Der Fang? Kyivstar ist, wie viele ukrainische Telekommunikationsunternehmen, stark auf chinesische Geräte angewiesen und könnte seine Ambitionen zurückfahren, wenn es auf teurere Geräte für seine Basisstationen zurückgreifen muss.

Ein dringender Wechsel zu westlichen Lieferanten sei „unmöglich“, sagte Oleksandr Komarov, CEO von Kyivstar, zuvor gegenüber Bloomberg. Er erwähnte, dass das Unternehmen über ein „Mittelfristprogramm“ verfüge, das den Austausch chinesischer Kernkomponenten durch die Ausrüstung europäischer Anbieter vorsehe, falls sich die Richtlinien gegenüber chinesischen Unternehmen ändern sollten.

Veon antwortete nicht auf die Bitte von POLITICO um einen Kommentar.

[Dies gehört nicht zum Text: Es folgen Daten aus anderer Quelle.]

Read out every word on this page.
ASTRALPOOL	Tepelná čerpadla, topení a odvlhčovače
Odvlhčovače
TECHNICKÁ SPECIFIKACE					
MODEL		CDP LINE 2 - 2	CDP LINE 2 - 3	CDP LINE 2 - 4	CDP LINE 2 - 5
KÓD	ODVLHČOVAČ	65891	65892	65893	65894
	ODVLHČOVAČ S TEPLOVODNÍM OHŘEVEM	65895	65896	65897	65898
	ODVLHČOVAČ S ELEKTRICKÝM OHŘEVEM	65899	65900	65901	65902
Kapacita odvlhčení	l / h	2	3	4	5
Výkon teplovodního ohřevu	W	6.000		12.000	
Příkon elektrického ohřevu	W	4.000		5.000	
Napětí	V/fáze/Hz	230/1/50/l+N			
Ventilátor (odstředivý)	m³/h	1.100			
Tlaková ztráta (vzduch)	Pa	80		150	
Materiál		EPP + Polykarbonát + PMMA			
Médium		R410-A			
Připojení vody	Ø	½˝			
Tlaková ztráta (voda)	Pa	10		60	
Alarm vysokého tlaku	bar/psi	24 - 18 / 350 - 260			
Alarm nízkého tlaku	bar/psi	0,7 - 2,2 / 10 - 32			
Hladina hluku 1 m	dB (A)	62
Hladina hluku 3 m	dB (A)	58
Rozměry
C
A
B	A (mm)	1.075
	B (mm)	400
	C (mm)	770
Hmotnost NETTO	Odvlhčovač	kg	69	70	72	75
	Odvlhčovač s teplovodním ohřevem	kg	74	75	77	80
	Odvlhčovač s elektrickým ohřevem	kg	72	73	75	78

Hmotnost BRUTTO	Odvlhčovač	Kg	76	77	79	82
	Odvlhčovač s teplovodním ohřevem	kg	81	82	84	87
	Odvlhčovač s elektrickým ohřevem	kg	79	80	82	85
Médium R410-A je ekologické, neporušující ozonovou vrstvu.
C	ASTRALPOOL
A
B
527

Ein Verbot von Huawei und ZTE in der Ukraine könnte ihren europäischen Konkurrenten wie dem finnischen Nokia und dem schwedischen Ericsson zugute kommen. Nokia sei bereits am Wiederaufbauplan beteiligt und werde bei der Modernisierung der Netze in zwei Pilotsiedlungen in der Region Cherson und Kiew helfen, sagte Matsyk.

Obwohl der Zeitplan und das Ausmaß einer endgültigen Entscheidung über chinesische Telekommunikationsausrüstung unklar seien, „ist es offensichtlich, dass es einige Lösungen geben wird“, fügte er hinzu.